REVIEW: GODZILLA / CERT: 12A / DIRECTOR: GARETH EDWARDS / SCREENPLAY: MAX BORENSTEIN, DAVE CALLAHAM / STARRING: AARON TAYLOR-JOHNSON, ELIZABETH OLSEN, BRYAN CRANSTON, KEN WATANABE, SALLY HAWKINS, JULIETTE BINOCHE, DAVID STRATHAIRN / RELEASE DATE: OUT NOW
After making his well received 2010 debut Monsters guerrilla style, with a tiny crew and budget, a mostly improvised script, using real locations and whoever happened to be standing around as extras and doing all of the special effects work himself on his bedroom computer, director Gareth Edwards was handed the keys to the kingdom by Warner Bros, Legendary and Toho (home of the original Godzilla) and has he ever delivered!

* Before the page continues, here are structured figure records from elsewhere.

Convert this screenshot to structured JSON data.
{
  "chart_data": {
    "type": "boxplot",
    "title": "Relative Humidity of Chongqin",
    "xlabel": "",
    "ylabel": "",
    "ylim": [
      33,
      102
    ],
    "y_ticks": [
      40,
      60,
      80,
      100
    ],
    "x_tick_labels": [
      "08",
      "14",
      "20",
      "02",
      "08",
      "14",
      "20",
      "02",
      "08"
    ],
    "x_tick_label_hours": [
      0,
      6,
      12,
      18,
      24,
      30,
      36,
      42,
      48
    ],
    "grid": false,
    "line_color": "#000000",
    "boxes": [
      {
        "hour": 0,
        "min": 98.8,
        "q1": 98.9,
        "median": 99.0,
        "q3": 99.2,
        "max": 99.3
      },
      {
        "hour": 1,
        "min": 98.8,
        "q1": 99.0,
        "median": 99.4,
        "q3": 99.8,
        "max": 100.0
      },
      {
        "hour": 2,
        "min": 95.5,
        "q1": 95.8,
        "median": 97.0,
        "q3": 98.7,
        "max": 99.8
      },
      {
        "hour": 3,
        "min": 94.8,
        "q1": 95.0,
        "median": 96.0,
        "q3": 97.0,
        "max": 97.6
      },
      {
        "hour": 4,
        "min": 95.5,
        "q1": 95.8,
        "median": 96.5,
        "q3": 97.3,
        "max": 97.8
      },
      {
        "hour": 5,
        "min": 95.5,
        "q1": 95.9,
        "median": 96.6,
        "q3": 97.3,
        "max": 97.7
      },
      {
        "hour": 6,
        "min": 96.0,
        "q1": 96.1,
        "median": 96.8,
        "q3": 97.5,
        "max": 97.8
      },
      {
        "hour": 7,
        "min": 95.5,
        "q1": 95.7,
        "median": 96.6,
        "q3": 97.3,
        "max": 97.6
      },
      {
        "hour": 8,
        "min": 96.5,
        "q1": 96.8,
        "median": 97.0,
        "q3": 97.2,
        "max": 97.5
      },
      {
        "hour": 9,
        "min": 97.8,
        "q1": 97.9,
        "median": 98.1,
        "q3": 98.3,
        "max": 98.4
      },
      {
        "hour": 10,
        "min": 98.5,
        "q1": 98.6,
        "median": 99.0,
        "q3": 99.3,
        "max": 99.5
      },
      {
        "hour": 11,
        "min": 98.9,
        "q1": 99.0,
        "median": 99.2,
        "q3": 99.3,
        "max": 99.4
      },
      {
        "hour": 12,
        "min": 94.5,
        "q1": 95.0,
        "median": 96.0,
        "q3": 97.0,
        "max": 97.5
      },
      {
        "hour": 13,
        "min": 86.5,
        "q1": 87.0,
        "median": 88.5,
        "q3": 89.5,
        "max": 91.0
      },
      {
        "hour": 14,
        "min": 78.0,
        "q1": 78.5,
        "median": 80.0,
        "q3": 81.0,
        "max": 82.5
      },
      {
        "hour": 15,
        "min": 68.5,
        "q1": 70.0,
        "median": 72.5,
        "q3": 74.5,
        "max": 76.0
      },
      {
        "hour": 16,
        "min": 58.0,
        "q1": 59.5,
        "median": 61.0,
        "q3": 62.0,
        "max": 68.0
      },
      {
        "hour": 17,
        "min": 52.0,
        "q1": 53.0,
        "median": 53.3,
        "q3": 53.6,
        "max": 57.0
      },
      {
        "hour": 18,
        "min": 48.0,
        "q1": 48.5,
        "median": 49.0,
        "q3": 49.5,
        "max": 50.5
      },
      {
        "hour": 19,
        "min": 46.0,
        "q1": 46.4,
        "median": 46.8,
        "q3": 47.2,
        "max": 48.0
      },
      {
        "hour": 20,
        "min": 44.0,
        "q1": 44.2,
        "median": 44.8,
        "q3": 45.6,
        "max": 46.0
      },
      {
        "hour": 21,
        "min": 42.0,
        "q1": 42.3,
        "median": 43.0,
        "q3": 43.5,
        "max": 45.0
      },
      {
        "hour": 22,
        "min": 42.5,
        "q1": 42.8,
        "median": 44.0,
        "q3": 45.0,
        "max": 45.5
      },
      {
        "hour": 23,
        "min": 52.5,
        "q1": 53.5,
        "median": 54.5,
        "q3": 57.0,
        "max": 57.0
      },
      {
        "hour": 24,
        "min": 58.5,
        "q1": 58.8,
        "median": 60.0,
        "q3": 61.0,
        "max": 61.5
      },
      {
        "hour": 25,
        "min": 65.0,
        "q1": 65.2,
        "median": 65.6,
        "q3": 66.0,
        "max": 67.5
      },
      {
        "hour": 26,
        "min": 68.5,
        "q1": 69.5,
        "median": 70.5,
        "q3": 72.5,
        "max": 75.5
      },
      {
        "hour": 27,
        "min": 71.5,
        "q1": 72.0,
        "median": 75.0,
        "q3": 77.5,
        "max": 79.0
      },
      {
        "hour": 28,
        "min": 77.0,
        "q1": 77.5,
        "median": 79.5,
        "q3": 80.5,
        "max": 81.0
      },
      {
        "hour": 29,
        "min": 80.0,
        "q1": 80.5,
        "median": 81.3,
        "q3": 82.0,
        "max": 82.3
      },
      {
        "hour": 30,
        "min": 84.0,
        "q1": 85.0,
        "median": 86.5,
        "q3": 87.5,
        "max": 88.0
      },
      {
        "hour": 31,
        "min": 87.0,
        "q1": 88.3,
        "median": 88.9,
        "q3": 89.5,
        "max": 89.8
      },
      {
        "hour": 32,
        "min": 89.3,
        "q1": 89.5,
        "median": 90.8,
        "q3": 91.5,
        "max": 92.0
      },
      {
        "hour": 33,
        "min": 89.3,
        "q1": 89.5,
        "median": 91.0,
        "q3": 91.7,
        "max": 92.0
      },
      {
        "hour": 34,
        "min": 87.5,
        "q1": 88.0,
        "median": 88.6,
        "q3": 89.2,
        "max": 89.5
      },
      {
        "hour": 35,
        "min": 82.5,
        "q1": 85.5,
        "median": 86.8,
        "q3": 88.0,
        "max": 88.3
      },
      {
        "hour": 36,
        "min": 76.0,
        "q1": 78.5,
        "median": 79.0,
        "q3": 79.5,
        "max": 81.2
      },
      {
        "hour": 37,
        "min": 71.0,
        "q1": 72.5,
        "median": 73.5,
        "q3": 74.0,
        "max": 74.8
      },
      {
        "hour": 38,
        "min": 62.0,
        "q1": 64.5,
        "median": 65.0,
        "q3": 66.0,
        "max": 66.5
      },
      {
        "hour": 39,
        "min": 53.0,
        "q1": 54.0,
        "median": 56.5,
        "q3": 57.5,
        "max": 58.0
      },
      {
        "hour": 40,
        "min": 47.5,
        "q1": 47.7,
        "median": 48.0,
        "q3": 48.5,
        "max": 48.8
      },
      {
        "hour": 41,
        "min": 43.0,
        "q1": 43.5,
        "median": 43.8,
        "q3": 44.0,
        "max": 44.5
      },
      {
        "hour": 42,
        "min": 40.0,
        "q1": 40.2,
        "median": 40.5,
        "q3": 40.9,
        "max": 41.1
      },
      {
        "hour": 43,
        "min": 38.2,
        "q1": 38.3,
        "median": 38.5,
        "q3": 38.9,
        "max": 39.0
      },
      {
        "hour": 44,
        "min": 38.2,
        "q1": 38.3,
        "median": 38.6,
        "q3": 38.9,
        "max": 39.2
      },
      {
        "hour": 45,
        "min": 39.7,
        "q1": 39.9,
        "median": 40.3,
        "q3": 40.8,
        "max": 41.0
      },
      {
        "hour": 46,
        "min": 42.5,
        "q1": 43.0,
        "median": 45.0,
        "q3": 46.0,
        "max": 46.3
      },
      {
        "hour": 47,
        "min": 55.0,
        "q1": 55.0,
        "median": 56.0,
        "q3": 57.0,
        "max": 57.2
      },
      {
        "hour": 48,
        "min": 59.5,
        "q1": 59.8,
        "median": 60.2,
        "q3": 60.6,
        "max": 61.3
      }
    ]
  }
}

Godzilla pulls off the enviable trick of reintroducing and reinventing the classic king of the monsters while essentially keeping him the same. The look and sound of Godzilla, his ties to nuclear weapons and habit of defending humanity (sometimes), are all present and correct but subtly shifted in unexpected but not unpleasant ways. For the first reel or two, however, he hardly shows up in his own movie, as the film focuses instead on the Brody family; father Joe (Cranston) tries to discover what really happened at his Japanese nuclear power plant in 1999, after a government cover-up hides the truth behind a horrible accident, dragging his navy explosives expert son, Ford (Taylor-Johnson), and his family into trouble with him, before Godzilla fully rises and all hell breaks loose.
It’s understandable that Ford needs to be in the military so that he has a reason to be in many of the action scenes, enabling the film to have some human interest to counterpoint the giant monster(s?) on screen, but it can at times make it feel as if he’s the unluckiest person alive. Other characters do wander in and out of the plot but the action is all kept decidedly grounded with no scenes of the president or UN debating the crisis, just soldiers and scientists.
Some might find the human angle a little wearying, as Edwards stages a few fake-outs where the movie cuts from the action to instead follow the human leads. However, fans will probably savour the tension building for the inevitable climax and Edwards does deliver striking visuals, action, and humour throughout. Needless to say, the effects look great and the film is littered with enjoyable surprises and homages to Godzilla’s past, none more so than the rousing finale of the film.
If you can get on board with the statement by Ken Watanabe’s almost perpetually shocked and staring Dr Serizawa, that “Nature has an order, there’s a power to restore balance, he is that balance” then you should be able to enjoy the film for what it is; a clever reinvention of Big G for the modern age that lovingly keeps the elements that made him popular in the first place.